• armudi kemençe de denir. tirnaklar tellere yandan hafifçe ittirilerek calinir. tirnakla calinmasinin sebebi, tellerinin, calginin yüzeyinden yaklasik 1 cm kadar yukarida olusudur. zaten topu topu 50 küsür santimlik bir calginin, bir de telleri gövdeden yüksekse baska türlü calinmasi mümkün olamamaktadir. klasik türk müziginin en zor enstrümani kabul edilir. notalara net bir sekilde ses vermek icin cok uzun zaman calisilmasi gerekir. 3 ve 4 telli (hüseyin sadeddin arel tarafindan gelistirilmistir) olmak üzere iki cesidi vardir. yaklasik 3 oktavlik bir ses genisligi vardir. krem rengi bir sese sahiptir. ustasinin elinde bir klarinet kadar akici olabilir.
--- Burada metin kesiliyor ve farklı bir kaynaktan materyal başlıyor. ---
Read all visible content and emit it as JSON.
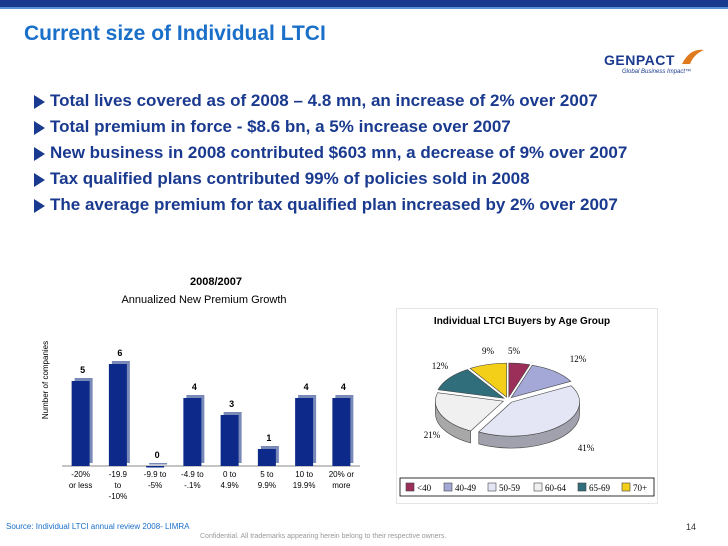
{
  "slide": {
    "title": "Current size of Individual LTCI",
    "bullets": [
      "Total lives covered as of 2008 – 4.8 mn, an increase of 2% over 2007",
      "Total premium in force - $8.6 bn, a 5% increase over 2007",
      "New business in 2008 contributed $603 mn, a decrease of 9% over 2007",
      "Tax qualified plans contributed 99% of policies sold in 2008",
      "The average premium for tax qualified plan increased by 2% over 2007"
    ],
    "source": "Source: Individual LTCI annual review 2008- LIMRA",
    "confidential": "Confidential.  All trademarks appearing herein belong to their respective owners.",
    "page_number": "14"
  },
  "logo": {
    "name": "GENPACT",
    "tagline": "Global Business Impact™"
  },
  "colors": {
    "title": "#1a6fc9",
    "bullet_text": "#1a3a8f",
    "bar_fill": "#0d2a8a",
    "top_bar": "#1a3a8f"
  },
  "chart_data": [
    {
      "type": "bar",
      "title": "2008/2007",
      "subtitle": "Annualized New Premium Growth",
      "ylabel": "Number of companies",
      "categories": [
        "-20% or less",
        "-19.9 to -10%",
        "-9.9 to -5%",
        "-4.9 to -.1%",
        "0 to 4.9%",
        "5 to 9.9%",
        "10 to 19.9%",
        "20% or more"
      ],
      "category_lines": [
        [
          "-20%",
          "or less"
        ],
        [
          "-19.9",
          "to",
          "-10%"
        ],
        [
          "-9.9 to",
          "-5%"
        ],
        [
          "-4.9 to",
          "-.1%"
        ],
        [
          "0 to",
          "4.9%"
        ],
        [
          "5 to",
          "9.9%"
        ],
        [
          "10 to",
          "19.9%"
        ],
        [
          "20% or",
          "more"
        ]
      ],
      "values": [
        5,
        6,
        0,
        4,
        3,
        1,
        4,
        4
      ],
      "ylim": [
        0,
        6
      ],
      "grid": false
    },
    {
      "type": "pie",
      "title": "Individual LTCI Buyers by Age Group",
      "labels": [
        "<40",
        "40-49",
        "50-59",
        "60-64",
        "65-69",
        "70+"
      ],
      "values": [
        5,
        12,
        41,
        21,
        12,
        9
      ],
      "value_labels": [
        "5%",
        "12%",
        "41%",
        "21%",
        "12%",
        "9%"
      ],
      "colors": [
        "#9b2f5a",
        "#a3a8d6",
        "#e4e6f5",
        "#f0f0f0",
        "#2f6e7a",
        "#f3cf1a"
      ],
      "legend_position": "bottom"
    }
  ]
}
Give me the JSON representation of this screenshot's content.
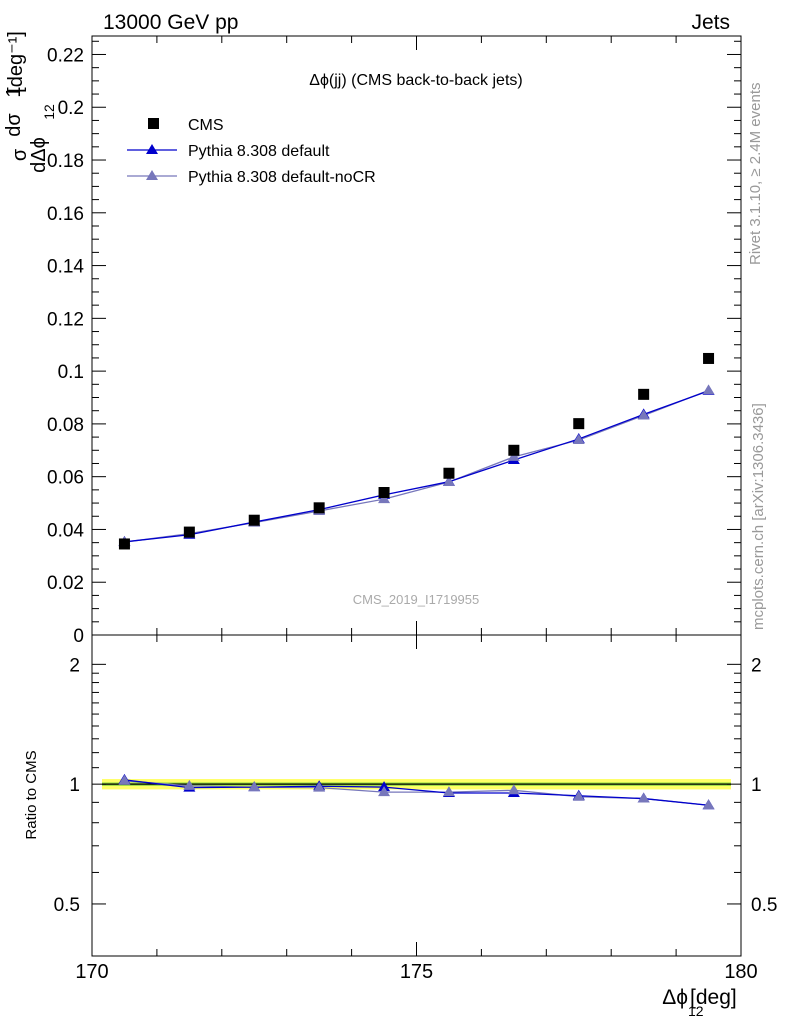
{
  "header": {
    "left": "13000 GeV pp",
    "right": "Jets"
  },
  "side_labels": {
    "rivet": "Rivet 3.1.10, ≥ 2.4M events",
    "mcplots": "mcplots.cern.ch [arXiv:1306.3436]"
  },
  "colors": {
    "cms": "#000000",
    "pythia_default": "#0000cc",
    "pythia_nocr": "#7777bb",
    "band_yellow": "#ffff66",
    "band_green": "#99dd44"
  },
  "chart_data": [
    {
      "type": "scatter",
      "title": "Δϕ(jj) (CMS back-to-back jets)",
      "watermark": "CMS_2019_I1719955",
      "ylabel": "1/σ dσ/dΔϕ₁₂ [deg⁻¹]",
      "xlim": [
        170,
        180
      ],
      "ylim": [
        0,
        0.227
      ],
      "yticks": [
        "0",
        "0.02",
        "0.04",
        "0.06",
        "0.08",
        "0.1",
        "0.12",
        "0.14",
        "0.16",
        "0.18",
        "0.2",
        "0.22"
      ],
      "x": [
        170.5,
        171.5,
        172.5,
        173.5,
        174.5,
        175.5,
        176.5,
        177.5,
        178.5,
        179.5
      ],
      "legend_placement": "top-left",
      "series": [
        {
          "name": "CMS",
          "marker": "square",
          "values": [
            0.0345,
            0.039,
            0.0435,
            0.0482,
            0.054,
            0.0613,
            0.07,
            0.0801,
            0.0912,
            0.1048
          ]
        },
        {
          "name": "Pythia 8.308 default",
          "marker": "triangle",
          "values": [
            0.0353,
            0.038,
            0.0428,
            0.0475,
            0.0531,
            0.0581,
            0.0663,
            0.0743,
            0.0836,
            0.0925
          ]
        },
        {
          "name": "Pythia 8.308 default-noCR",
          "marker": "triangle",
          "values": [
            0.0352,
            0.0384,
            0.0426,
            0.047,
            0.0515,
            0.058,
            0.0675,
            0.0739,
            0.0832,
            0.0927
          ]
        }
      ]
    },
    {
      "type": "line",
      "ylabel": "Ratio to CMS",
      "xlabel": "Δϕ₁₂ [deg]",
      "xlim": [
        170,
        180
      ],
      "ylim": [
        0.37,
        2.37
      ],
      "xticks": [
        "170",
        "175",
        "180"
      ],
      "yticks": [
        "0.5",
        "1",
        "2"
      ],
      "x": [
        170.5,
        171.5,
        172.5,
        173.5,
        174.5,
        175.5,
        176.5,
        177.5,
        178.5,
        179.5
      ],
      "band": {
        "yellow": [
          0.97,
          1.03
        ],
        "green": [
          0.99,
          1.01
        ]
      },
      "series": [
        {
          "name": "Pythia 8.308 default",
          "marker": "triangle",
          "values": [
            1.025,
            0.98,
            0.983,
            0.988,
            0.983,
            0.95,
            0.95,
            0.935,
            0.92,
            0.885
          ]
        },
        {
          "name": "Pythia 8.308 default-noCR",
          "marker": "triangle",
          "values": [
            1.02,
            0.99,
            0.982,
            0.98,
            0.955,
            0.955,
            0.965,
            0.93,
            0.92,
            0.885
          ]
        }
      ]
    }
  ]
}
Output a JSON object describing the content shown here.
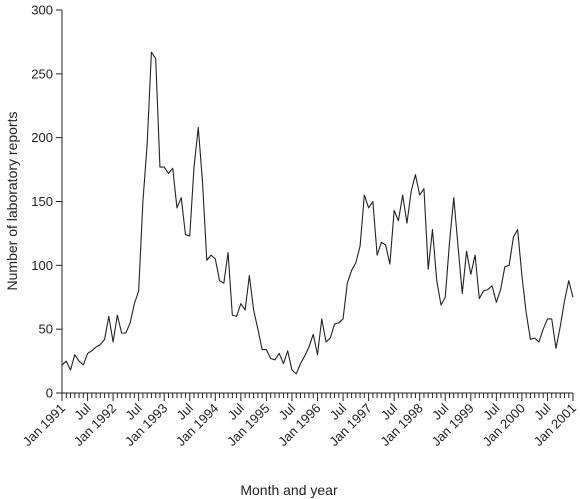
{
  "chart_data": {
    "type": "line",
    "title": "",
    "xlabel": "Month and year",
    "ylabel": "Number of laboratory reports",
    "ylim": [
      0,
      300
    ],
    "yticks": [
      0,
      50,
      100,
      150,
      200,
      250,
      300
    ],
    "x_start": "Jan 1991",
    "x_end": "Jan 2001",
    "xtick_labels": [
      {
        "month_index": 0,
        "label": "Jan 1991"
      },
      {
        "month_index": 6,
        "label": "Jul"
      },
      {
        "month_index": 12,
        "label": "Jan 1992"
      },
      {
        "month_index": 18,
        "label": "Jul"
      },
      {
        "month_index": 24,
        "label": "Jan 1993"
      },
      {
        "month_index": 30,
        "label": "Jul"
      },
      {
        "month_index": 36,
        "label": "Jan 1994"
      },
      {
        "month_index": 42,
        "label": "Jul"
      },
      {
        "month_index": 48,
        "label": "Jan 1995"
      },
      {
        "month_index": 54,
        "label": "Jul"
      },
      {
        "month_index": 60,
        "label": "Jan 1996"
      },
      {
        "month_index": 66,
        "label": "Jul"
      },
      {
        "month_index": 72,
        "label": "Jan 1997"
      },
      {
        "month_index": 78,
        "label": "Jul"
      },
      {
        "month_index": 84,
        "label": "Jan 1998"
      },
      {
        "month_index": 90,
        "label": "Jul"
      },
      {
        "month_index": 96,
        "label": "Jan 1999"
      },
      {
        "month_index": 102,
        "label": "Jul"
      },
      {
        "month_index": 108,
        "label": "Jan 2000"
      },
      {
        "month_index": 114,
        "label": "Jul"
      },
      {
        "month_index": 120,
        "label": "Jan 2001"
      }
    ],
    "grid": false,
    "series": [
      {
        "values": [
          22,
          25,
          18,
          30,
          25,
          22,
          31,
          33,
          36,
          38,
          42,
          60,
          40,
          61,
          47,
          47,
          55,
          70,
          80,
          150,
          195,
          267,
          262,
          177,
          177,
          172,
          176,
          145,
          153,
          124,
          123,
          177,
          208,
          165,
          104,
          108,
          105,
          88,
          86,
          110,
          61,
          60,
          70,
          65,
          92,
          65,
          50,
          34,
          34,
          27,
          26,
          31,
          23,
          33,
          18,
          15,
          23,
          29,
          36,
          46,
          30,
          58,
          40,
          43,
          54,
          55,
          58,
          86,
          96,
          102,
          115,
          155,
          145,
          150,
          108,
          118,
          116,
          101,
          143,
          135,
          155,
          133,
          158,
          171,
          155,
          160,
          97,
          128,
          88,
          69,
          75,
          118,
          153,
          115,
          78,
          111,
          93,
          108,
          74,
          80,
          81,
          84,
          71,
          81,
          99,
          100,
          122,
          128,
          92,
          63,
          42,
          43,
          40,
          50,
          58,
          58,
          35,
          52,
          72,
          88,
          75
        ]
      }
    ]
  }
}
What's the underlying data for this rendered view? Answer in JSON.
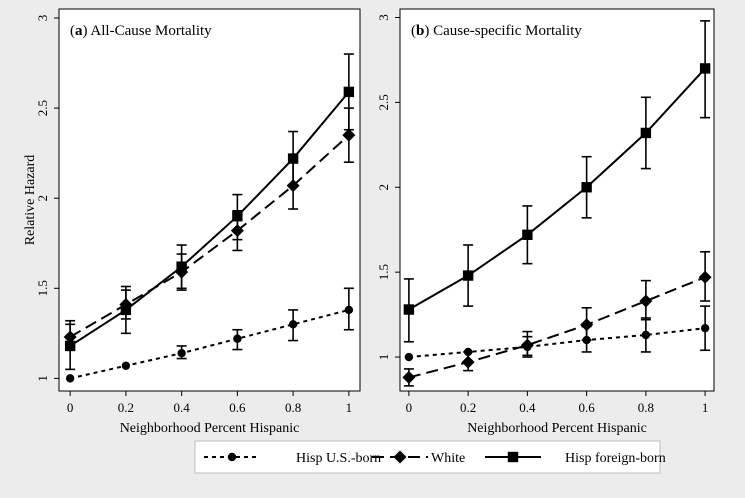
{
  "y_label": "Relative Hazard",
  "colors": {
    "page_bg": "#ececec",
    "plot_bg": "#ffffff",
    "ink": "#000000"
  },
  "legend": [
    {
      "label": "Hisp U.S.-born",
      "marker": "circle",
      "dash": "short-dash"
    },
    {
      "label": "White",
      "marker": "diamond",
      "dash": "long-dash"
    },
    {
      "label": "Hisp foreign-born",
      "marker": "square",
      "dash": "solid"
    }
  ],
  "chart_data": [
    {
      "type": "line",
      "title": "(a) All-Cause Mortality",
      "title_bold_part": "a",
      "xlabel": "Neighborhood Percent Hispanic",
      "ylabel": "Relative Hazard",
      "x": [
        0,
        0.2,
        0.4,
        0.6,
        0.8,
        1
      ],
      "x_ticks": [
        "0",
        "0.2",
        "0.4",
        "0.6",
        "0.8",
        "1"
      ],
      "y_ticks": [
        "1",
        "1.5",
        "2",
        "2.5",
        "3"
      ],
      "y_tick_values": [
        1,
        1.5,
        2,
        2.5,
        3
      ],
      "xlim": [
        -0.04,
        1.04
      ],
      "ylim": [
        0.93,
        3.05
      ],
      "series": [
        {
          "name": "Hisp U.S.-born",
          "marker": "circle",
          "dash": "short-dash",
          "values": [
            1.0,
            1.07,
            1.14,
            1.22,
            1.3,
            1.38
          ],
          "lower": [
            null,
            null,
            1.11,
            1.16,
            1.21,
            1.27
          ],
          "upper": [
            null,
            null,
            1.18,
            1.27,
            1.38,
            1.5
          ]
        },
        {
          "name": "White",
          "marker": "diamond",
          "dash": "long-dash",
          "values": [
            1.23,
            1.41,
            1.59,
            1.82,
            2.07,
            2.35
          ],
          "lower": [
            1.16,
            1.33,
            1.49,
            1.71,
            1.94,
            2.2
          ],
          "upper": [
            1.3,
            1.49,
            1.69,
            1.93,
            2.2,
            2.5
          ]
        },
        {
          "name": "Hisp foreign-born",
          "marker": "square",
          "dash": "solid",
          "values": [
            1.18,
            1.38,
            1.62,
            1.9,
            2.22,
            2.59
          ],
          "lower": [
            1.05,
            1.25,
            1.5,
            1.77,
            2.07,
            2.38
          ],
          "upper": [
            1.32,
            1.51,
            1.74,
            2.02,
            2.37,
            2.8
          ]
        }
      ]
    },
    {
      "type": "line",
      "title": "(b) Cause-specific Mortality",
      "title_bold_part": "b",
      "xlabel": "Neighborhood Percent Hispanic",
      "ylabel": "",
      "x": [
        0,
        0.2,
        0.4,
        0.6,
        0.8,
        1
      ],
      "x_ticks": [
        "0",
        "0.2",
        "0.4",
        "0.6",
        "0.8",
        "1"
      ],
      "y_ticks": [
        "1",
        "1.5",
        "2",
        "2.5",
        "3"
      ],
      "y_tick_values": [
        1,
        1.5,
        2,
        2.5,
        3
      ],
      "xlim": [
        -0.03,
        1.03
      ],
      "ylim": [
        0.8,
        3.05
      ],
      "series": [
        {
          "name": "Hisp U.S.-born",
          "marker": "circle",
          "dash": "short-dash",
          "values": [
            1.0,
            1.03,
            1.06,
            1.1,
            1.13,
            1.17
          ],
          "lower": [
            null,
            null,
            1.01,
            1.03,
            1.03,
            1.04
          ],
          "upper": [
            null,
            null,
            1.12,
            1.18,
            1.23,
            1.3
          ]
        },
        {
          "name": "White",
          "marker": "diamond",
          "dash": "long-dash",
          "values": [
            0.88,
            0.97,
            1.07,
            1.19,
            1.33,
            1.47
          ],
          "lower": [
            0.83,
            0.92,
            1.0,
            1.1,
            1.22,
            1.33
          ],
          "upper": [
            0.93,
            1.03,
            1.15,
            1.29,
            1.45,
            1.62
          ]
        },
        {
          "name": "Hisp foreign-born",
          "marker": "square",
          "dash": "solid",
          "values": [
            1.28,
            1.48,
            1.72,
            2.0,
            2.32,
            2.7
          ],
          "lower": [
            1.09,
            1.3,
            1.55,
            1.82,
            2.11,
            2.41
          ],
          "upper": [
            1.46,
            1.66,
            1.89,
            2.18,
            2.53,
            2.98
          ]
        }
      ]
    }
  ]
}
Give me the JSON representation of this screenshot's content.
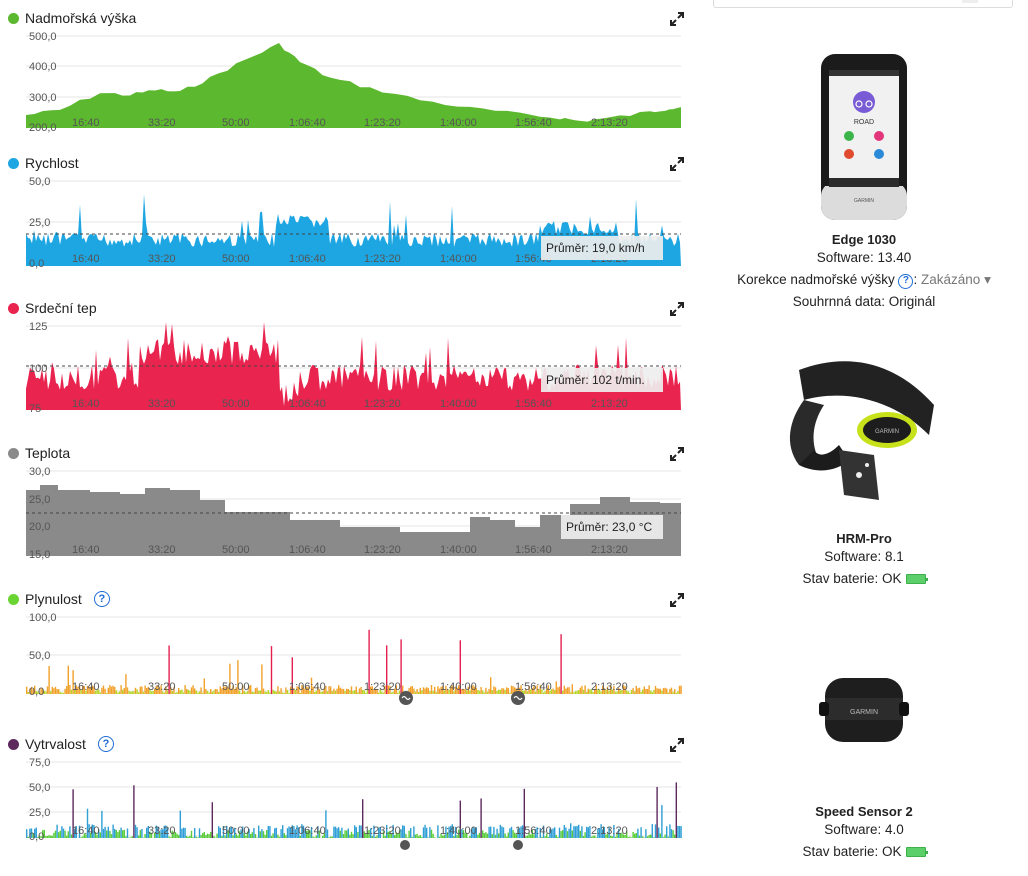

    bazi klasik kemençe üstadlari:
    (bkz: ihsan özgen)
    (bkz: cengiz onural)
    (bkz: furkan bilgi)
    (bkz: derya türkan)
  • bir tek bana mi öyle geliyor bilmiyorum ama, bu dunyada telli olup da bu kadar uflemeli tinisi veren baska bir muzik aleti yok bence. buyu gibi. hastasiyim.
  • kemençeye meyyalim vallahi dertten.
    derde meyyalim billahi kemençeden.
  • türk müziğinin en güzel sesli enstrumanıdır,tartışmam. çalması inanılmaz zordur, milimetrik ses farklılaşması mı dersiniz telden tele atlama zorluğu mu, aletin bi türlü düzgün durmayışı mı, evet kabul ediyorum denedim öğrenmeyi beceremedim. ve çalanlara sonsuz saygı duyuyorum . mesela derya türkanbenim gözümde insan değildir, ve muhtemelen türk müziği tarine de efsane bir isim olarak girecetir. buradan da bu enstrumanı çalabilenlere selam ederim...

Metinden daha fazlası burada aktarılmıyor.